In California, for example, the export list includes insurance policies covering kidnapping, ransom, amusement parks, demolition contractors, and hot air balloon businesses, among others.
Some states, meanwhile, include flood insurance on the export list. Insurers in New York may sell flood insurance if the homeowner isn’t able to obtain coverage through federal flood insurance programs (like FEMA’s NFIP).
How to Buy Surplus Lines Insurance
Insurance agents sell surplus lines coverage across the United States. You can contact an insurance agent directly or call a surplus lines provider.
In many cases, however, homeowners may not even know they’re getting surplus lines coverage until receiving a notification from their insurer. Your insurer may notify you that they were unable to provide coverage for a certain risk, however, which is why you’re getting surplus lines coverage instead.

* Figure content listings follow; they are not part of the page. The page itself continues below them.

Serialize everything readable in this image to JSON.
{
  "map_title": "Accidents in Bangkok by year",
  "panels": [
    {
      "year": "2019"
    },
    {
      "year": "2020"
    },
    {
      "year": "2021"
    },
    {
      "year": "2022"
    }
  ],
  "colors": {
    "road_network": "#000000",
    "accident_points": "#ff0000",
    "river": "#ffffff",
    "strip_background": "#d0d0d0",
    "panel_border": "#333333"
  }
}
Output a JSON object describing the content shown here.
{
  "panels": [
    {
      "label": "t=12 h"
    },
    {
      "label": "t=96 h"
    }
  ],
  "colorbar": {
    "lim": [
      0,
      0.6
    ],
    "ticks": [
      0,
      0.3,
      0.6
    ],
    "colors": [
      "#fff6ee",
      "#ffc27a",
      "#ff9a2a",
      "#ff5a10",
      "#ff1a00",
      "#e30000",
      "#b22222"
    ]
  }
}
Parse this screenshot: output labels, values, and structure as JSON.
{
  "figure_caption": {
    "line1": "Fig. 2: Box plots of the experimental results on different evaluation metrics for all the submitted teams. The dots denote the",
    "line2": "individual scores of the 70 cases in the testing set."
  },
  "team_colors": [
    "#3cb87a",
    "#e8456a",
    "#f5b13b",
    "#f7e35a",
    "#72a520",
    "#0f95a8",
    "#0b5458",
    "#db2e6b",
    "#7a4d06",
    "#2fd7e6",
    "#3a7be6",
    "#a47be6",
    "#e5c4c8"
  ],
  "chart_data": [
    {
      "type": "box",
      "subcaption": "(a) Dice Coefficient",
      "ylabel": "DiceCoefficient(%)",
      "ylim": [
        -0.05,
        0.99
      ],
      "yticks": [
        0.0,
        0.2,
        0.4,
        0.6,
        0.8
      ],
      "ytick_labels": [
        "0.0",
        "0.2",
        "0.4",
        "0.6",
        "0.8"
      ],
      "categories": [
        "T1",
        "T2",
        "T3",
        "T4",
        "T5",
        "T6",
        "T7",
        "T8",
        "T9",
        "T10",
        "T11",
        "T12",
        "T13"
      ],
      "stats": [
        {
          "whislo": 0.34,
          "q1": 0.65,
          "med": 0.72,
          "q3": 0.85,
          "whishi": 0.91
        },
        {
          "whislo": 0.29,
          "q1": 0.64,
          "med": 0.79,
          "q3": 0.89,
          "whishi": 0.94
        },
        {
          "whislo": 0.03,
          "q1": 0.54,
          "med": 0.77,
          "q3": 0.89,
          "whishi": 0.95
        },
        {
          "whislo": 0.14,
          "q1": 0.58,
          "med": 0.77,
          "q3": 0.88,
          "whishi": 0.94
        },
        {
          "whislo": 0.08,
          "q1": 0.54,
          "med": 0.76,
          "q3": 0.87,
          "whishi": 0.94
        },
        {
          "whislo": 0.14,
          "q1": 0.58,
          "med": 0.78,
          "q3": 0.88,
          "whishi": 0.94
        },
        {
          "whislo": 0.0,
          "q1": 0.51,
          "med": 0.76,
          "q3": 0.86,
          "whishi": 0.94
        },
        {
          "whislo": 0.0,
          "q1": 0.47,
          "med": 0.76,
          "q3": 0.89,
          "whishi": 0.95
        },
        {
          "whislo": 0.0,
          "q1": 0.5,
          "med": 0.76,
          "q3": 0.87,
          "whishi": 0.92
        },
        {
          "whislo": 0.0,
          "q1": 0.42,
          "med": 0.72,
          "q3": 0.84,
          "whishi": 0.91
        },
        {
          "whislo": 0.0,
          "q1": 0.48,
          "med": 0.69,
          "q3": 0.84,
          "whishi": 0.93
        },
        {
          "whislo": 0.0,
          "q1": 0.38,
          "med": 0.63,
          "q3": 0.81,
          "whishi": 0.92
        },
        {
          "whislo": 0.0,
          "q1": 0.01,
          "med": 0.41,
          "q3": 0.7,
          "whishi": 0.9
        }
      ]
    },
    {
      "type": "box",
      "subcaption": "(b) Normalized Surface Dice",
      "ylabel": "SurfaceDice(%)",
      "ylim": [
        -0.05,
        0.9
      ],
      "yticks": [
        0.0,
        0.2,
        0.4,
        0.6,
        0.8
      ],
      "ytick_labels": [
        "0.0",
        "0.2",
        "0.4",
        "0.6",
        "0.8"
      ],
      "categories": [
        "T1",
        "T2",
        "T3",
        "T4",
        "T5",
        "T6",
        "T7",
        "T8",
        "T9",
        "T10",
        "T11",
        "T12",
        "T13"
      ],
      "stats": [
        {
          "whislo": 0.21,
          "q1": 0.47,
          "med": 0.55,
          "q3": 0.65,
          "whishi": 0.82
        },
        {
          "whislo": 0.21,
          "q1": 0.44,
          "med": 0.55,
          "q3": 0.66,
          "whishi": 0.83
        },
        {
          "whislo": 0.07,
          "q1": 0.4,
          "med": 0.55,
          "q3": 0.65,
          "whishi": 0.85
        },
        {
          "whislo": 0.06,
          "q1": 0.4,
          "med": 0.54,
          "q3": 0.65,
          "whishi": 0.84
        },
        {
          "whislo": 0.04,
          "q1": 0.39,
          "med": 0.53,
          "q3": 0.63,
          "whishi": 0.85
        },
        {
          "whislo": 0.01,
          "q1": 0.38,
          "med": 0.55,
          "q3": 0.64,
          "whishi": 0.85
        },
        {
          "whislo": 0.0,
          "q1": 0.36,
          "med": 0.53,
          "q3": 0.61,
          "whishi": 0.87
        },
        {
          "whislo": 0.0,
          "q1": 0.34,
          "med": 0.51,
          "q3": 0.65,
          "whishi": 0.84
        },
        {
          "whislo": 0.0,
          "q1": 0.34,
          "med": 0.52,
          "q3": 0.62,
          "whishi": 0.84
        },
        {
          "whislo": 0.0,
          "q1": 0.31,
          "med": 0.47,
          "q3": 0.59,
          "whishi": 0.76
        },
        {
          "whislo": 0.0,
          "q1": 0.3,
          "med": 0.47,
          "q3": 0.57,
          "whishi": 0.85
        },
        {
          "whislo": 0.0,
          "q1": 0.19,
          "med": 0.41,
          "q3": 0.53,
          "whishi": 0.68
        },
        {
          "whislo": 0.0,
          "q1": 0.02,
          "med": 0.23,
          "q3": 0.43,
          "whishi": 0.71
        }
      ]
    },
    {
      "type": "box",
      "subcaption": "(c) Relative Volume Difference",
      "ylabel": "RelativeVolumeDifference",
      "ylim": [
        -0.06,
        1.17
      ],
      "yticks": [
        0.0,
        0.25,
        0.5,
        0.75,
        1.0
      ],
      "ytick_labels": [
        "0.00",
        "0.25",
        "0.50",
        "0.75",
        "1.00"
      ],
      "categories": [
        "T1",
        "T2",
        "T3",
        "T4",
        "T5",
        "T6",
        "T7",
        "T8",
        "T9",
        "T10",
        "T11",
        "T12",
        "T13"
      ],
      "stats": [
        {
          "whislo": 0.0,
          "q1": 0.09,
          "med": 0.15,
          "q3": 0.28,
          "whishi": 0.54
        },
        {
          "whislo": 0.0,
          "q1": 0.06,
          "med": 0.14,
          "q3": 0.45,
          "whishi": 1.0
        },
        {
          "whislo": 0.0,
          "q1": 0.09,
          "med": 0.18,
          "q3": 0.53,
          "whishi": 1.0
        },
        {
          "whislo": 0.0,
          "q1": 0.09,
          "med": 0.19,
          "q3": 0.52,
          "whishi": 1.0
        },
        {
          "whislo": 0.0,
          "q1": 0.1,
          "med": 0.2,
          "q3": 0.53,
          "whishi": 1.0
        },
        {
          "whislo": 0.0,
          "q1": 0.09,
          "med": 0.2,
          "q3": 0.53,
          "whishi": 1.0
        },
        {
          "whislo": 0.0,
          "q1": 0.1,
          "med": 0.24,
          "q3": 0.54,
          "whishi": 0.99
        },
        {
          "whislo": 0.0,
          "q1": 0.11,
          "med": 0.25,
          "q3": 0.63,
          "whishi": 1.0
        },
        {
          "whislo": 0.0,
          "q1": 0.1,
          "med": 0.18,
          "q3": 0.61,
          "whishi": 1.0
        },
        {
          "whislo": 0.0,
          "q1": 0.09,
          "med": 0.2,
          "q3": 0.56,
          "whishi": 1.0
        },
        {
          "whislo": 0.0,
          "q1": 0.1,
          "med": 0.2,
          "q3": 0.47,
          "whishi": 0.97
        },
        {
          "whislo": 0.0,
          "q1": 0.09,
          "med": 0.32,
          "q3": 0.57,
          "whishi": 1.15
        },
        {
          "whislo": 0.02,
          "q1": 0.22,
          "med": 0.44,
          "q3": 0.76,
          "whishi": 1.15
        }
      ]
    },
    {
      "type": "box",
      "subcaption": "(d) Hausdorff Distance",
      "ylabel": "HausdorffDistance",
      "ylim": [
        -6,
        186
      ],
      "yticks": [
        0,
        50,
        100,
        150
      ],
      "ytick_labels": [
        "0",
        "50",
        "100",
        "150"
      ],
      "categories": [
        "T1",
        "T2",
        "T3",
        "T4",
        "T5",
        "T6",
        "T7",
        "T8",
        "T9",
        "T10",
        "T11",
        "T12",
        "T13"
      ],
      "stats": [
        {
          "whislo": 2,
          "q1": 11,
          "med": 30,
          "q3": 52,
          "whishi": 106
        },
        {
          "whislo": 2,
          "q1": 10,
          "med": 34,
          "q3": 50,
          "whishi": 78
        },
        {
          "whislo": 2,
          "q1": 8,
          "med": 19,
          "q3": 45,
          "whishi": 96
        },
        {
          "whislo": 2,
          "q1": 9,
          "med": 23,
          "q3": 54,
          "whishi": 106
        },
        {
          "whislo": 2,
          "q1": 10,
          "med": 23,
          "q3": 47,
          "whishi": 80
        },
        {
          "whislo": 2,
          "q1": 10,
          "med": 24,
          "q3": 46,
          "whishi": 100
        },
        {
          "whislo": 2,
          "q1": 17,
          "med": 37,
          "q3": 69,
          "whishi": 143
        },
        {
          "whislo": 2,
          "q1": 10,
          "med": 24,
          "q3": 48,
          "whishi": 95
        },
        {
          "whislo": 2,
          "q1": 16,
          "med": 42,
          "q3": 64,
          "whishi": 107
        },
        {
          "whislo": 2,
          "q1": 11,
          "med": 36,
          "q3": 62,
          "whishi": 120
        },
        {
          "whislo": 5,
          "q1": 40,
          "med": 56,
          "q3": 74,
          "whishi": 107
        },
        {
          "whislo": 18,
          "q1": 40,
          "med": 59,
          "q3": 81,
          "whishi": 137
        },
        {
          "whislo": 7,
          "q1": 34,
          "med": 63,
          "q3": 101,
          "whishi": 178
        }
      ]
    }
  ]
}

You May Have Limited Recourse If Your Insurer Goes Bankrupt
You depend on insurance to be there when you need it most. However, if your surplus lines insurer goes bankrupt, you may have limited recourse. This makes your research into the coverage much more important.
As the Texas Department of Insurance explains, surplus lines companies aren’t members of a guaranty association. Guaranty associations protect policyholders when insurers fail or go bankrupt. Typically, policyholders receive some compensation through a guaranty association after their insurer goes bankrupt. With surplus lines coverage, however, that’s not the case.
Final Word: You May Need Surplus Lines Insurance
If you have a unique insurable need and are unable to obtain insurance through the ordinary marketplace, then you may require surplus lines insurance.
Whether you’re a homeowner or business owner, you could require surplus lines insurance to cover a unique risk – like a large liability or a home built in a unique location.